I'm reading about chain rule in the multivariable case:

In my understanding, $\partial g\left(f\left(x_{0}\right)\right) \partial f\left(x_{0}\right)$ does not mean the product of $\partial g\left(f\left(x_{0}\right)\right)$ and $\partial f\left(x_{0}\right)$. Instead, it denotes the composition of $\partial g\left(f\left(x_{0}\right)\right) \in \mathcal L(F,G)$ and $\partial f\left(x_{0}\right) \in \mathcal L(E,F)$, i.e. $\partial g\left(f\left(x_{0}\right)\right) \partial f\left(x_{0}\right) = \partial g\left(f\left(x_{0}\right)\right) \circ \partial f\left(x_{0}\right) \in \mathcal L(E,G)$.

It's written in this way because we usually write $Tv$ rather than $T(v)$ if $T$ is a linear transformation. By this way, it reduces the burden of notation.

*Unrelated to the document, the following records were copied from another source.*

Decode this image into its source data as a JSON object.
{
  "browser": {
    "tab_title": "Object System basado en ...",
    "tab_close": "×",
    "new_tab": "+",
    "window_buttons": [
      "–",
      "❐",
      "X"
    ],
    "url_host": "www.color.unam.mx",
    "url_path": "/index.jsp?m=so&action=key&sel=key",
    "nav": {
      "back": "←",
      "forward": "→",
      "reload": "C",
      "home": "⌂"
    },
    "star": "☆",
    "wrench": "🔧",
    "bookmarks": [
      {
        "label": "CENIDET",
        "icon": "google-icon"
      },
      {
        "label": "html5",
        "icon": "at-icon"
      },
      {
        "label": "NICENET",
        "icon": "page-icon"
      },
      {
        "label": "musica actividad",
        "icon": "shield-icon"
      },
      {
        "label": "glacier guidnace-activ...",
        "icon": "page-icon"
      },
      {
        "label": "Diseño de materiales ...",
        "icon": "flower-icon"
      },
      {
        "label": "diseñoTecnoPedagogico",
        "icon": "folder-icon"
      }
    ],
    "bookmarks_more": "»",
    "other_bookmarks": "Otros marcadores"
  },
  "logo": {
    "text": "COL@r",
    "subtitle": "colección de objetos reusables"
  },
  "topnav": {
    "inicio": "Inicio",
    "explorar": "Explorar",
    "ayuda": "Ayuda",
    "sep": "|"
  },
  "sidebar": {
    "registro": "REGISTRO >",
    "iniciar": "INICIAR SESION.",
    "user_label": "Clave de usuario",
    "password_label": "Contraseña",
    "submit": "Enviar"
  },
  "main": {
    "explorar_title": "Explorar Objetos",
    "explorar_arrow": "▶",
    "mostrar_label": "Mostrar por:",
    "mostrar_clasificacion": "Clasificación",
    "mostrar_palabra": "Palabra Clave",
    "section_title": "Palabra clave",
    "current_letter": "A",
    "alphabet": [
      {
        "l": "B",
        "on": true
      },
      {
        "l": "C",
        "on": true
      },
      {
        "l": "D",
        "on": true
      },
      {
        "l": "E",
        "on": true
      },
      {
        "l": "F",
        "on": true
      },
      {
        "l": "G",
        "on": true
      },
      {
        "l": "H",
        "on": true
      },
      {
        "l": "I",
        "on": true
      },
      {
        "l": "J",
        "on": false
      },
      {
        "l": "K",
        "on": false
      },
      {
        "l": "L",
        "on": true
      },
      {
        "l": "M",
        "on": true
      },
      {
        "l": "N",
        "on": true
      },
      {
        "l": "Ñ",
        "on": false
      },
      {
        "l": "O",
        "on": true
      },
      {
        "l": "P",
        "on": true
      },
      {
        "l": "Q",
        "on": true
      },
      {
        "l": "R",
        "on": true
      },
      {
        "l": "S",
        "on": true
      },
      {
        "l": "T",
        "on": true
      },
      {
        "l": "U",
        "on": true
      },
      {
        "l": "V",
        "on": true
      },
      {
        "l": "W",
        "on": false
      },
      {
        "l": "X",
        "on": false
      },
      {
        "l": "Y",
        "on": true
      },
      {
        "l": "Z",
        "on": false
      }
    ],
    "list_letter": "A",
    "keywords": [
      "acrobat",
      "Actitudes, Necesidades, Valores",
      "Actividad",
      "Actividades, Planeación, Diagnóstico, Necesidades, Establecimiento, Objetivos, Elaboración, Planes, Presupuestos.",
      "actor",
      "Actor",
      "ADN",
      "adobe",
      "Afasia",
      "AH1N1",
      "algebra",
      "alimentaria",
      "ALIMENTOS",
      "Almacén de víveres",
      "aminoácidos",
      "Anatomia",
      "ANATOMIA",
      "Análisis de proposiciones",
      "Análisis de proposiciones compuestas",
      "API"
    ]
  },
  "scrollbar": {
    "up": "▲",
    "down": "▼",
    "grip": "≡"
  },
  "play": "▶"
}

My question: Could you please confirm if my understanding is correct?

Answer 1

The product of operators is defined as the composition. Therefore, yes, it does mean the product, and yes, it does mean the composition of the operators.

Think for instance about matrices. The product of matrices is defined to be the composition of the corresponding linear operators.